Scientific classification
- Kingdom: Animalia
- Phylum: Chordata
- Class: Amphibia
- Order: Anura
- Family: Leptodactylidae
- Genus: Adenomera
- Species: A. diptyx
- Binomial name: Adenomera diptyx (Boettger, 1885)
- Synonyms: Leptodactylus diptyx Boettger, 1885 ; Leptodactylus glandulosus Cope, 1887 ;

= Adenomera diptyx =

- Authority: (Boettger, 1885)
- Conservation status: LC

Species of frog

Adenomera diptyx is a species of frog in the family Leptodactylidae.
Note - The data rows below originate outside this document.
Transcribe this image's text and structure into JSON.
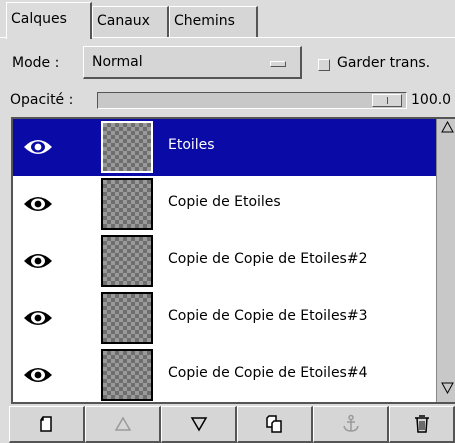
{
  "tabs": [
    {
      "label": "Calques"
    },
    {
      "label": "Canaux"
    },
    {
      "label": "Chemins"
    }
  ],
  "mode": {
    "label": "Mode :",
    "value": "Normal"
  },
  "keep_trans": {
    "label": "Garder trans.",
    "checked": false
  },
  "opacity": {
    "label": "Opacité :",
    "value": "100.0",
    "fraction": 1.0
  },
  "layers": [
    {
      "name": "Etoiles",
      "visible": true,
      "selected": true
    },
    {
      "name": "Copie de Etoiles",
      "visible": true,
      "selected": false
    },
    {
      "name": "Copie de Copie de Etoiles#2",
      "visible": true,
      "selected": false
    },
    {
      "name": "Copie de Copie de Etoiles#3",
      "visible": true,
      "selected": false
    },
    {
      "name": "Copie de Copie de Etoiles#4",
      "visible": true,
      "selected": false
    }
  ],
  "toolbar": [
    {
      "icon": "new-layer-icon",
      "enabled": true
    },
    {
      "icon": "raise-layer-icon",
      "enabled": false
    },
    {
      "icon": "lower-layer-icon",
      "enabled": true
    },
    {
      "icon": "duplicate-layer-icon",
      "enabled": true
    },
    {
      "icon": "anchor-layer-icon",
      "enabled": false
    },
    {
      "icon": "delete-layer-icon",
      "enabled": true
    }
  ],
  "colors": {
    "selection": "#0a0aa6",
    "background": "#dcdcdc"
  }
}
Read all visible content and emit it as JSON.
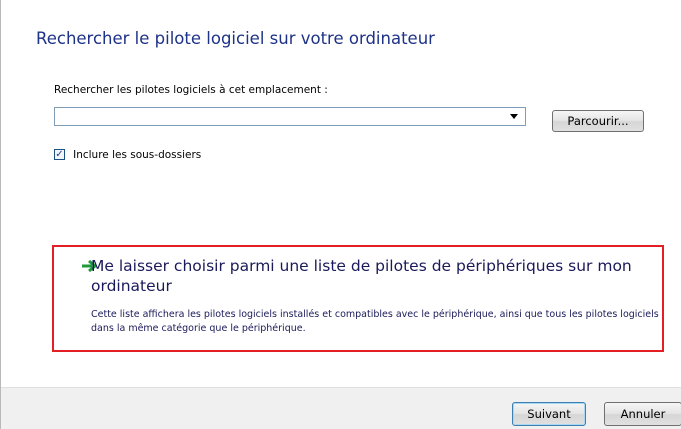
{
  "page": {
    "title": "Rechercher le pilote logiciel sur votre ordinateur",
    "search_label": "Rechercher les pilotes logiciels à cet emplacement :",
    "path_value": "",
    "browse_label": "Parcourir...",
    "include_subfolders": {
      "label": "Inclure les sous-dossiers",
      "checked": true,
      "check_glyph": "✓"
    }
  },
  "choose_option": {
    "title": "Me laisser choisir parmi une liste de pilotes de périphériques sur mon ordinateur",
    "description": "Cette liste affichera les pilotes logiciels installés et compatibles avec le périphérique, ainsi que tous les pilotes logiciels dans la même catégorie que le périphérique.",
    "icon": "green-arrow-icon"
  },
  "footer": {
    "next_label": "Suivant",
    "cancel_label": "Annuler"
  },
  "colors": {
    "title": "#1e3287",
    "highlight_border": "#e31e24",
    "arrow": "#1e9a3a"
  }
}
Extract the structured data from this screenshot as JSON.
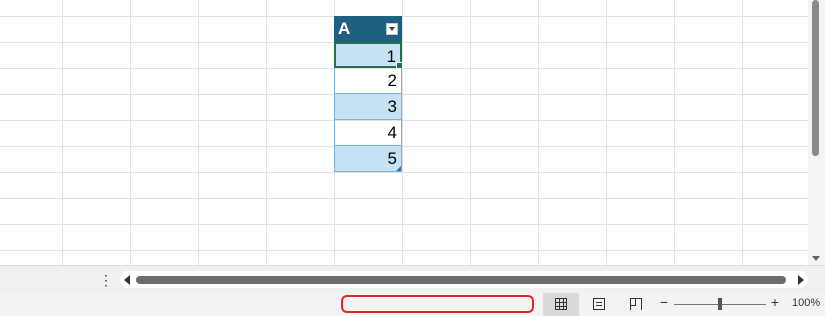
{
  "table": {
    "header": "A",
    "values": [
      "1",
      "2",
      "3",
      "4",
      "5"
    ]
  },
  "sheet_bar": {
    "menu_icon": "more-vertical-icon"
  },
  "status_bar": {
    "status_text": "",
    "view_icons": [
      "normal-view-icon",
      "page-layout-icon",
      "page-break-preview-icon"
    ],
    "zoom_minus": "−",
    "zoom_plus": "+",
    "zoom_level": "100%"
  }
}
It is native to northern Argentina, Paraguay, eastern Bolivia, and southern Brazil. It was resurrected from the synonymy of Adenomera hylaedactyla in 1996.

==Habitat==
Adenomera diptyx is a common species. It is adaptable, found in the Pantanal biome but also many other living in many types of habitats at elevations of 50–900 m above sea level. It is tolerant to anthropogenic disturbance and sometimes even seen in gardens. Scientists have seen the frog in protected areas, including Chapada dos Guimarães Protection Area.

==Reproduction==
The male frog perches on grasses or other vegetation near flooded grassland or other temporary bodies of water and calls to the female frog. The eggs are deposited in a foam nest underground and the tadpoles are carried to water.

==Threats==
The IUCN classifies this frog as least concern of extinction. In some areas, it is threatened by fires and habitat loss associated with cattle ranching and infrastructure construction.